You can tune the settings to match your own vision, and any friends who have joined the world with you will be able to see how you see the world!


How Can a Blind Person Use Virtual Reality?

Jesse Anderson, who runs IllegallySighted on YouTube, shares advice for creating accessible virtual reality experiences. He reviews games from his perspective as a blind person. There are games designed specifically for screen reader users, but these tend to be more simplistic and don’t hold his attention for long. Jesse mainly reviews mainstream games, which are becoming increasingly accessible. Third-party mods make other games accessible, such as Stardew Access for Stardew Valley.

One title Jesse is particularly impressed with is The Last of Us Part II, for its 60+ accessibility options, making it fully playable end to end by a blind person, even on higher difficulty settings. Highlights include menu narration, high contrast mode toggle, a built-in magnifier, and the navigation system.

Jesse spends most of this interview talking about challenges in VR. There are currently no commercially available accessibility tools for adding things like screen magnifier, screen reader, or high contrast to a VR dashboard or game interface. Jesse notes that “there was an amazing accessibility suite called SeeingVR, developed as a research project by Microsoft, but it never left the research stage”.

It’s these text and user interfaces that present the biggest trouble for Jesse, more so than the ‘game’ elements such as aiming and shooting a weapon. Even accessing the accessibility settings to make games more playable can be an impossible task because the menus themselves are inaccessible.

Jesse joined XR Access in 2020. It is an organisation “devoted to improving the accessibility of both virtual and augmented reality”, with several working groups dedicated to different accessibility requirements. One group focusses on the business case for XR, while another concentrates on development standards. It is in the process of developing resources and prototypes that developers can use when they are trying to figure out how to make their apps more accessible.

The top things Jesse recommends developers include in their VR experiences are: different text size options, magnification and menu narration features, and most importantly, offering all 6 degrees of tracking, so that if a user needs to get closer to something in the environment to see it properly, they can simply lean in or move closer to it.

Like the web, Jesse suggests that the platform itself needs to provide a standard base level of accessibility, such as a system wide screen reader.
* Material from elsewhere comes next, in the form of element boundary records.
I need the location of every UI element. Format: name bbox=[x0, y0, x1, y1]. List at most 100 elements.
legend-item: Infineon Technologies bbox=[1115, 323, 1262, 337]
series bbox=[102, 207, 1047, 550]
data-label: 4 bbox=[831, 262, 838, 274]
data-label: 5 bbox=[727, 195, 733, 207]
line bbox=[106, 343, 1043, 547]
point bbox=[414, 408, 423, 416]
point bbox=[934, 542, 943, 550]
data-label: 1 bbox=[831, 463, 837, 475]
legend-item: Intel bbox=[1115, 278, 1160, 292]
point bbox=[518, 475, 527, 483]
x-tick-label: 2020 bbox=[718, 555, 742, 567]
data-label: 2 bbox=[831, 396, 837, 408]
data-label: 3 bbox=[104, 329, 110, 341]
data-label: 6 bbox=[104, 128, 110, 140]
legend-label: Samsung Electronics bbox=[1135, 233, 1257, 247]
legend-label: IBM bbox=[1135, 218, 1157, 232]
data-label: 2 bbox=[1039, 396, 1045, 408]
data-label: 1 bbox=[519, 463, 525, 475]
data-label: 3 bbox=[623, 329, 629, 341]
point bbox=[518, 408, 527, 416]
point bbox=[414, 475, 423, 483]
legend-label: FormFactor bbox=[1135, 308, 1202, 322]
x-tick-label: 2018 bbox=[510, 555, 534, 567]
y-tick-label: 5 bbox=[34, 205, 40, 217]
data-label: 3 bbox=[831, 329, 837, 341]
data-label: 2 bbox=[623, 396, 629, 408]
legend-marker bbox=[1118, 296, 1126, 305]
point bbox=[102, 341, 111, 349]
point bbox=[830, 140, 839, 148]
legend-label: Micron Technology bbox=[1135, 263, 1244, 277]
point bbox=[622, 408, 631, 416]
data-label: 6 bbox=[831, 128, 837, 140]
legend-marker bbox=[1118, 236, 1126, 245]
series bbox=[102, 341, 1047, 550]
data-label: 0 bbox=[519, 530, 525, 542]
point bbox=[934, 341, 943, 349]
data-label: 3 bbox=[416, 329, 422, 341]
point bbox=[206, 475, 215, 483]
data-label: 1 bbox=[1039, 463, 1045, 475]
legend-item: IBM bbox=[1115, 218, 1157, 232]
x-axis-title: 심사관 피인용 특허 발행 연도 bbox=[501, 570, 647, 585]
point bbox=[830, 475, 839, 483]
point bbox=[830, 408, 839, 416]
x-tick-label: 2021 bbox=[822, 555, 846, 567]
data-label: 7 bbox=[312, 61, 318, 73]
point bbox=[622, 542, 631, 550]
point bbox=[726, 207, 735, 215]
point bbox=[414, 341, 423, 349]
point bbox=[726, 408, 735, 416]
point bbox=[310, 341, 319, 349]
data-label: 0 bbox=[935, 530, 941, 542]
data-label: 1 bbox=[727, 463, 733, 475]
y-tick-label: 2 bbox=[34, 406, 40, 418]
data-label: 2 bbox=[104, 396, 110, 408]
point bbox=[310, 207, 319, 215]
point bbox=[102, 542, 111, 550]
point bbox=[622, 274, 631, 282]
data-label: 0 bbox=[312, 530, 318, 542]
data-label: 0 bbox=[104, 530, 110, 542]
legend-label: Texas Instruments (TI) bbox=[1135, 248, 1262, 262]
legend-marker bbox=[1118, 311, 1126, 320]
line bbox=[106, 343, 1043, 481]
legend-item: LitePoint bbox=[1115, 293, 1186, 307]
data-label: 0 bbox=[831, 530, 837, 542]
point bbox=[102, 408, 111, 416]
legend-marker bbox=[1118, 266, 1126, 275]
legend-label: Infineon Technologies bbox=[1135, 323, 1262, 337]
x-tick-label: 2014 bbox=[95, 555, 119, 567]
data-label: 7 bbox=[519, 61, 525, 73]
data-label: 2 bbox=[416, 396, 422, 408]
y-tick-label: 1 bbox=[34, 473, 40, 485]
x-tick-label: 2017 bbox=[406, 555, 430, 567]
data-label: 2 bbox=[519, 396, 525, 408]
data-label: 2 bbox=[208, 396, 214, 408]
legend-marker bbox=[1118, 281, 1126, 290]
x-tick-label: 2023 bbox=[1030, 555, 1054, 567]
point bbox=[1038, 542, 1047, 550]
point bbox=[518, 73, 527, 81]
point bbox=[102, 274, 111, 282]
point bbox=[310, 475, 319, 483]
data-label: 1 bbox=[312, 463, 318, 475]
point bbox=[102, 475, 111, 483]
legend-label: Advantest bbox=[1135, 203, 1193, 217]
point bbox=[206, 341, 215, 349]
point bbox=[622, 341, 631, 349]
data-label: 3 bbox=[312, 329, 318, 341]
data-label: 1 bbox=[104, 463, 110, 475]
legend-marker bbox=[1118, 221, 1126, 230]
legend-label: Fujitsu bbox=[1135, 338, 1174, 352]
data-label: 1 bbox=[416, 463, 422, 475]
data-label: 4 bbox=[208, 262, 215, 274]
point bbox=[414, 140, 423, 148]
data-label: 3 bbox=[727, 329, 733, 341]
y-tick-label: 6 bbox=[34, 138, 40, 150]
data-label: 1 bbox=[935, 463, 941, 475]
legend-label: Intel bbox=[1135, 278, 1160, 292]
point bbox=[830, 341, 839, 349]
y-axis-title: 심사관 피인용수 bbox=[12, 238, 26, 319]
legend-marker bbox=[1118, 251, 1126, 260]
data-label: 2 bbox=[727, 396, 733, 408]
Unfortunately, existing screen readers aren’t compatible with the games themselves, which are powered by Unreal and Unity.

Further reading/watching: Virtual Reality in the Dark: VR Development for People Who Are Blind.


Virtual Reality Accessibility: The Importance of Comfort Ratings and Reducing Motion

Meryl Evans talks about ‘comfort ratings’ for VR experiences. These are like content ratings for films and games, e.g. “PG” for “Parental Guidance”.

Meta’s comfort ratings (for headsets such as Oculus) are as follows:

  • Comfortable – appropriate for most people. Generally no camera movement or player motion.
  • Moderate – appropriate for many. Might incorporate some camera movement or player motion.
  • Intense – not appropriate for many. Incorporates significant camera movement, player motion or disorientating content and effects.
  • Unrated – the developer hasn’t set a rating.

The Oculus app store lacks a filter facility, so you can’t search by comfort rating. Worse, Steam’s VR app store does not yet have a concept of comfort ratings.

Meryl calls for a standardised system across all VR platforms, moderated by a neutral third party such as Entertainment Software Rating Board (ESRB). It should not be left to developers to decide; their motivation to broaden the potential audience and sales by falsely marketing their experience as ‘Comfortable’ is a conflict of interest.

Meryl finishes with a call to action for several organisations, including a request for headset platforms to build in a “reduced motion” mode.